Als Ausländer in Berlin zu leben ist relativ einfach. Vieles hängt natürlich von deinem Pass ab, und es macht einen großen Unterschied, ob du Flüchtling aus Afghanistan oder Student aus Paris bist. Aber das gesellschaftliche Klima der Stadt ist Fremden gegenüber recht aufgeschlossen, viele Menschen sprechen Englisch, das Leben ist im Vergleich zu London oder Toronto günstig, man findet leicht eine Unterkunft und es gibt zahlreiche Flüge von und nach Berlin.

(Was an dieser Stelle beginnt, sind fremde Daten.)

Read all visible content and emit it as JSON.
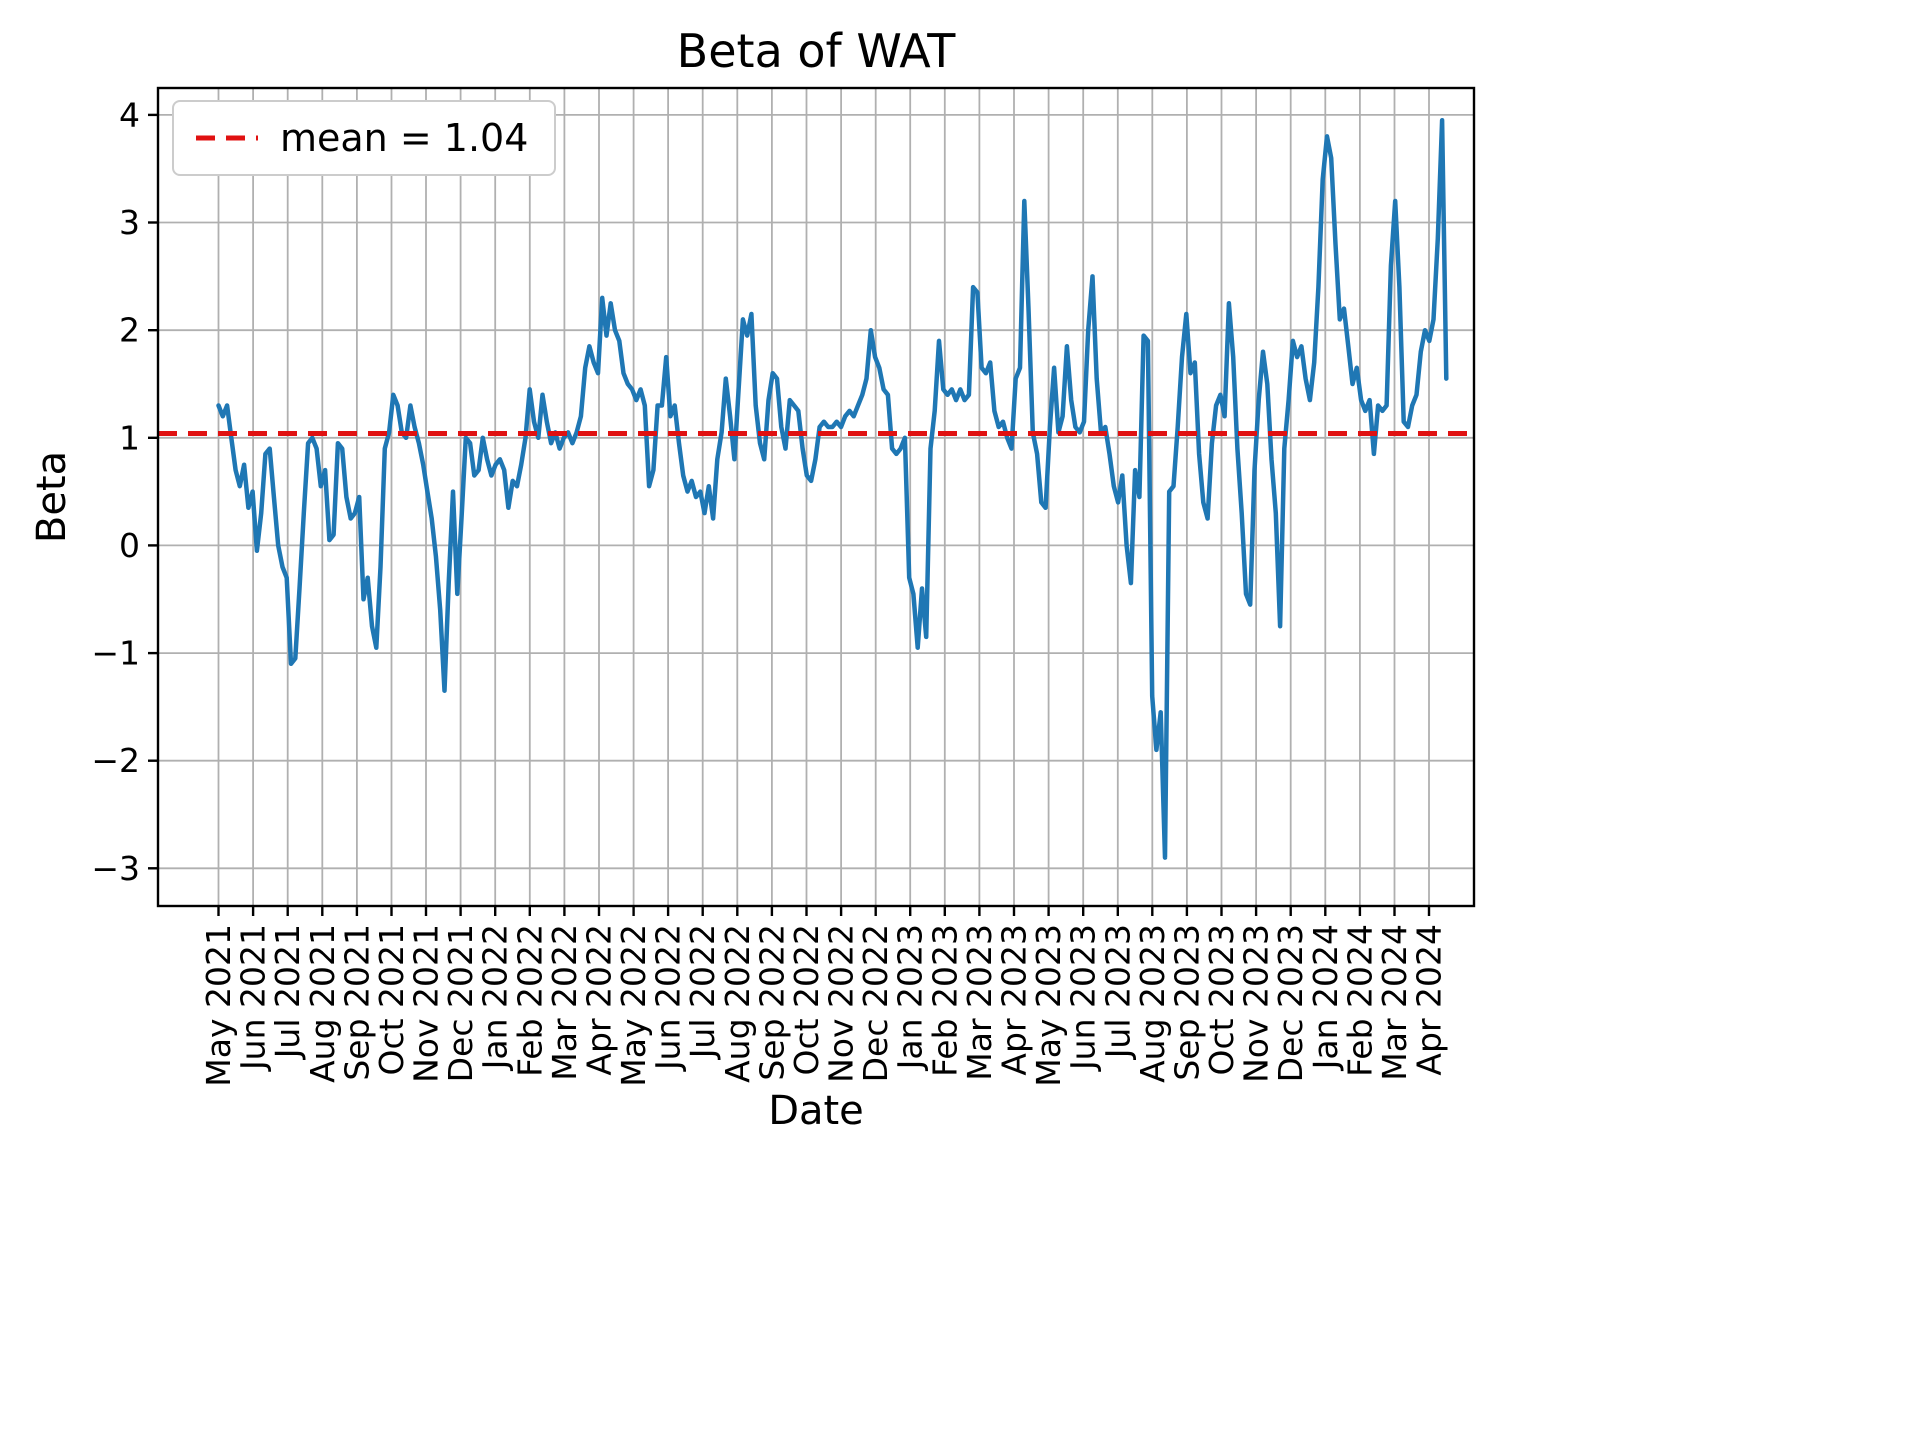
{
  "chart_data": {
    "type": "line",
    "title": "Beta of WAT",
    "xlabel": "Date",
    "ylabel": "Beta",
    "legend": {
      "label": "mean = 1.04",
      "position": "upper left"
    },
    "mean": 1.04,
    "grid": true,
    "colors": {
      "series": "#1f77b4",
      "mean_line": "#e01111",
      "grid": "#b0b0b0",
      "axes_edge": "#000000",
      "background": "#ffffff"
    },
    "xlim": [
      -1.75,
      36.3
    ],
    "ylim": [
      -3.35,
      4.25
    ],
    "x_ticks": {
      "labels": [
        "May 2021",
        "Jun 2021",
        "Jul 2021",
        "Aug 2021",
        "Sep 2021",
        "Oct 2021",
        "Nov 2021",
        "Dec 2021",
        "Jan 2022",
        "Feb 2022",
        "Mar 2022",
        "Apr 2022",
        "May 2022",
        "Jun 2022",
        "Jul 2022",
        "Aug 2022",
        "Sep 2022",
        "Oct 2022",
        "Nov 2022",
        "Dec 2022",
        "Jan 2023",
        "Feb 2023",
        "Mar 2023",
        "Apr 2023",
        "May 2023",
        "Jun 2023",
        "Jul 2023",
        "Aug 2023",
        "Sep 2023",
        "Oct 2023",
        "Nov 2023",
        "Dec 2023",
        "Jan 2024",
        "Feb 2024",
        "Mar 2024",
        "Apr 2024"
      ]
    },
    "y_ticks": {
      "values": [
        4,
        3,
        2,
        1,
        0,
        -1,
        -2,
        -3
      ],
      "labels": [
        "4",
        "3",
        "2",
        "1",
        "0",
        "−1",
        "−2",
        "−3"
      ]
    },
    "series": [
      {
        "name": "Beta of WAT",
        "x_start": 0.0,
        "x_end": 35.5,
        "values": [
          1.3,
          1.2,
          1.3,
          1.0,
          0.7,
          0.55,
          0.75,
          0.35,
          0.5,
          -0.05,
          0.3,
          0.85,
          0.9,
          0.45,
          0.0,
          -0.2,
          -0.3,
          -1.1,
          -1.05,
          -0.4,
          0.3,
          0.95,
          1.0,
          0.9,
          0.55,
          0.7,
          0.05,
          0.1,
          0.95,
          0.9,
          0.45,
          0.25,
          0.3,
          0.45,
          -0.5,
          -0.3,
          -0.75,
          -0.95,
          -0.2,
          0.9,
          1.05,
          1.4,
          1.3,
          1.05,
          1.0,
          1.3,
          1.1,
          0.95,
          0.75,
          0.5,
          0.25,
          -0.1,
          -0.6,
          -1.35,
          -0.35,
          0.5,
          -0.45,
          0.25,
          1.0,
          0.95,
          0.65,
          0.7,
          1.0,
          0.8,
          0.65,
          0.75,
          0.8,
          0.7,
          0.35,
          0.6,
          0.55,
          0.75,
          1.0,
          1.45,
          1.15,
          1.0,
          1.4,
          1.15,
          0.95,
          1.05,
          0.9,
          1.0,
          1.05,
          0.95,
          1.05,
          1.2,
          1.65,
          1.85,
          1.7,
          1.6,
          2.3,
          1.95,
          2.25,
          2.0,
          1.9,
          1.6,
          1.5,
          1.45,
          1.35,
          1.45,
          1.3,
          0.55,
          0.7,
          1.3,
          1.3,
          1.75,
          1.2,
          1.3,
          0.95,
          0.65,
          0.5,
          0.6,
          0.45,
          0.5,
          0.3,
          0.55,
          0.25,
          0.8,
          1.05,
          1.55,
          1.2,
          0.8,
          1.45,
          2.1,
          1.95,
          2.15,
          1.3,
          0.95,
          0.8,
          1.35,
          1.6,
          1.55,
          1.1,
          0.9,
          1.35,
          1.3,
          1.25,
          0.9,
          0.65,
          0.6,
          0.8,
          1.1,
          1.15,
          1.1,
          1.1,
          1.15,
          1.1,
          1.2,
          1.25,
          1.2,
          1.3,
          1.4,
          1.55,
          2.0,
          1.75,
          1.65,
          1.45,
          1.4,
          0.9,
          0.85,
          0.9,
          1.0,
          -0.3,
          -0.45,
          -0.95,
          -0.4,
          -0.85,
          0.9,
          1.25,
          1.9,
          1.45,
          1.4,
          1.45,
          1.35,
          1.45,
          1.35,
          1.4,
          2.4,
          2.35,
          1.65,
          1.6,
          1.7,
          1.25,
          1.1,
          1.15,
          1.0,
          0.9,
          1.55,
          1.65,
          3.2,
          2.2,
          1.05,
          0.85,
          0.4,
          0.35,
          1.1,
          1.65,
          1.05,
          1.2,
          1.85,
          1.35,
          1.1,
          1.05,
          1.15,
          2.0,
          2.5,
          1.55,
          1.05,
          1.1,
          0.85,
          0.55,
          0.4,
          0.65,
          0.0,
          -0.35,
          0.7,
          0.45,
          1.95,
          1.9,
          -1.4,
          -1.9,
          -1.55,
          -2.9,
          0.5,
          0.55,
          1.1,
          1.75,
          2.15,
          1.6,
          1.7,
          0.85,
          0.4,
          0.25,
          0.95,
          1.3,
          1.4,
          1.2,
          2.25,
          1.75,
          0.9,
          0.3,
          -0.45,
          -0.55,
          0.7,
          1.35,
          1.8,
          1.5,
          0.8,
          0.3,
          -0.75,
          0.9,
          1.35,
          1.9,
          1.75,
          1.85,
          1.55,
          1.35,
          1.7,
          2.4,
          3.4,
          3.8,
          3.6,
          2.8,
          2.1,
          2.2,
          1.85,
          1.5,
          1.65,
          1.35,
          1.25,
          1.35,
          0.85,
          1.3,
          1.25,
          1.3,
          2.6,
          3.2,
          2.4,
          1.15,
          1.1,
          1.3,
          1.4,
          1.8,
          2.0,
          1.9,
          2.1,
          2.85,
          3.95,
          1.55
        ]
      }
    ]
  }
}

Es stimmt, dass viele Ausländer ein gewisses Stammesverhalten zeigen; Russen wohnen bei Russen, Polen bei Polen und so weiter, so dass es ist nicht immer einfach ist, mit jemandem aus einem anderen Stamm ins Gespräch zu kommen.
Reden und Schreiben ist mein Geschäft. Ich bin Freiberufler mit kanadischem Pass und schreibe hauptsächlich für den Calgary Herald und die Vancouver Sun, gelegentlich auch für den Prince George Citizen. Als Zeitungsschreiber ist es meine Aufgabe, die deutsche Psyche zu entschlüsseln, was nicht immer einfach ist. Die Deutschen sind ein lustiger Haufen. Sie haben einen königlichen Palast wiederaufgebaut, ohne die Absicht, jemals einen König darin wohnen zu lassen. Sie verehren ein Gericht namens Currywurst, was eine Wurst ist, die kein Curry enthält – das Curry ist drumherum. Kürzlich haben sie einen neuen Großbuchstaben in das Alphabet eingeführt, der wie ein großes B aussieht, aber keines ist; es ist in Wahrheit eine Kombination aus einem S und einem Z, vermutlich um Ausländern das Leben zu erschweren. Im Gegensatz zum kombinierten kleinen s und z kann keine Tastatur auf der ganzen Welt den Großbuchstaben auf den Bildschirm bringen. Aber Prinzip ist Prinzip. Nicht einmal die Schweizer Nachbarn folgen den Deutschen auf diesem Weg.
Das sind exakt die Geschichten, die die Viehzüchter in Alberta und die Versicherungsmakler in British Columbia gern lesen. Es bestärkt sie in ihrer Ansicht, dass die Europäer im Allgemeinen recht seltsam sind, noch seltsamer als ihr eigener großer Nachbar, der südlich der Grenze lebt.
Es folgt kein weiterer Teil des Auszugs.